Mammoth orchestrator

The Mammoth orchestrator is responsible for distributing incoming inference requests to the appropriate worker node in a cluster. This orchestration layer plays a critical role in performance, load balancing, memory optimization, and user experience.

Rather than simply forwarding requests to the next available worker, the orchestrator uses configurable routing strategies to intelligently direct traffic. Each routing strategy has trade-offs, and the ideal strategy depends on the characteristics of your workload.

How the Mammoth orchestrator works

The Mammoth orchestrator routes inference requests across distributed workers.

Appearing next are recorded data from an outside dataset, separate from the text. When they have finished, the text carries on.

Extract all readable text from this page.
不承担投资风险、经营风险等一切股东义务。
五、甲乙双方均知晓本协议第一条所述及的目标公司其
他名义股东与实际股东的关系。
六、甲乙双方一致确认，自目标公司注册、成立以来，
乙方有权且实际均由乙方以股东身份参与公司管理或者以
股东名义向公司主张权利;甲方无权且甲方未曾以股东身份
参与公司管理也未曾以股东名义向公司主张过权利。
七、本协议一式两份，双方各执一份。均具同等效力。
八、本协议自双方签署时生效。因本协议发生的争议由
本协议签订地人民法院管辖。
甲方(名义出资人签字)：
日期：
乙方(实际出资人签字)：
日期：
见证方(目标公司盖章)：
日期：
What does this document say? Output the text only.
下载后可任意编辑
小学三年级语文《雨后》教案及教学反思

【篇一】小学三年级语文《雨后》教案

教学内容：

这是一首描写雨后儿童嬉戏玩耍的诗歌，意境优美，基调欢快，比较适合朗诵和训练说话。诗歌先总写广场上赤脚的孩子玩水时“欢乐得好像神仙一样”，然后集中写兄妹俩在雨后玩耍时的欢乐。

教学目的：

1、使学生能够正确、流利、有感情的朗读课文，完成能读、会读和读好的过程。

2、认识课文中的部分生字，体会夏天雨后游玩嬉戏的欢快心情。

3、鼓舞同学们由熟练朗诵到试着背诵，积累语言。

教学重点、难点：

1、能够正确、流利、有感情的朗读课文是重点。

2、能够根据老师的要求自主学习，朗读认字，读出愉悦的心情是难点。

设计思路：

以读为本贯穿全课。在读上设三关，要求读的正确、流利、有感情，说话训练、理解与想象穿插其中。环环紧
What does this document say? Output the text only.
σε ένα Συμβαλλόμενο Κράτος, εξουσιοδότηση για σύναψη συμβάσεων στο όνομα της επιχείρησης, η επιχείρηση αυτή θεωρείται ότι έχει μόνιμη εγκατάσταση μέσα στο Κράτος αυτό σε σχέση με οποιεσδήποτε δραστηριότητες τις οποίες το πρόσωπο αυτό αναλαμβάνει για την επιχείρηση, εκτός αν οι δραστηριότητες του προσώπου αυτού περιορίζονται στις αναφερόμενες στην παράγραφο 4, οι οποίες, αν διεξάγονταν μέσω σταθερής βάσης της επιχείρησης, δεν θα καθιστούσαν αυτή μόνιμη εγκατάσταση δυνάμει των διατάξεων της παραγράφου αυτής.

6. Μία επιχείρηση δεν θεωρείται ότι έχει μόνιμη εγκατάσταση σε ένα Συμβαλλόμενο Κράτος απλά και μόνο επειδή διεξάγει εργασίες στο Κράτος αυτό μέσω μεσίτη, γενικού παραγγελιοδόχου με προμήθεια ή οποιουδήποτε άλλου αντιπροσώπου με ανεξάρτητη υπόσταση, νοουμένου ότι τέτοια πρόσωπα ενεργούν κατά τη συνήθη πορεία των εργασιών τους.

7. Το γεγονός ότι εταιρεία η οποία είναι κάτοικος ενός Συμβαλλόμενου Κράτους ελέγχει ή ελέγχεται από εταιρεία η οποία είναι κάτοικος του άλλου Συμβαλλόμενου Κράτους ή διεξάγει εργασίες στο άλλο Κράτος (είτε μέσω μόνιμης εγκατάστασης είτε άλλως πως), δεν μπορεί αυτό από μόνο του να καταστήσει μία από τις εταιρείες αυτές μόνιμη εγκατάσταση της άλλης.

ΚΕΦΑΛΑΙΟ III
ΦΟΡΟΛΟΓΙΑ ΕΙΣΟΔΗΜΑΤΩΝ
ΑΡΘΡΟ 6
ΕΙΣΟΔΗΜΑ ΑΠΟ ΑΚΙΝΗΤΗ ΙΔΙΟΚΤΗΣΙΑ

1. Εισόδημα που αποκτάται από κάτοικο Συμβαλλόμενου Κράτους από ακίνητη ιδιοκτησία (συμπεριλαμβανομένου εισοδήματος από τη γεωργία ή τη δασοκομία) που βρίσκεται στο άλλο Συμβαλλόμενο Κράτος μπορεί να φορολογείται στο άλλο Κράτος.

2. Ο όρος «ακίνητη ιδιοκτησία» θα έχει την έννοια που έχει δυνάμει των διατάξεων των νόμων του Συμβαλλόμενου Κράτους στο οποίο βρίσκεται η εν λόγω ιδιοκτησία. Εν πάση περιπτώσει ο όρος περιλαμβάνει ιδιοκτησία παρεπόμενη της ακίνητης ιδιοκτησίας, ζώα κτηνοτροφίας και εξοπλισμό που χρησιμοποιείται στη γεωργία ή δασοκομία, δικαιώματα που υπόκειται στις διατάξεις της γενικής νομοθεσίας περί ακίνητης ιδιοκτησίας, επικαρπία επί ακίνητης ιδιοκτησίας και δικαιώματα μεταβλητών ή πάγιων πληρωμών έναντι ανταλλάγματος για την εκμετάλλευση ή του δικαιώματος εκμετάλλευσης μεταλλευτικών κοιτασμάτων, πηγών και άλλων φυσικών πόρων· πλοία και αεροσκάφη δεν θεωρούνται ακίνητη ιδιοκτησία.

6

The orchestrator receives a prompt from an HTTP server, then analyzes the request to extract information relevant to the specific routing strategy. The orchestrator then selects a worker based on the specified routing algorithm and current cluster state, proxies the request to the relevant worker, and streams the response back to the user.

Orchestration with Mammoth is still in preview and some aspects may change as we refine the implementation. Expect ongoing improvements and potential adjustments based on feedback and performance optimizations.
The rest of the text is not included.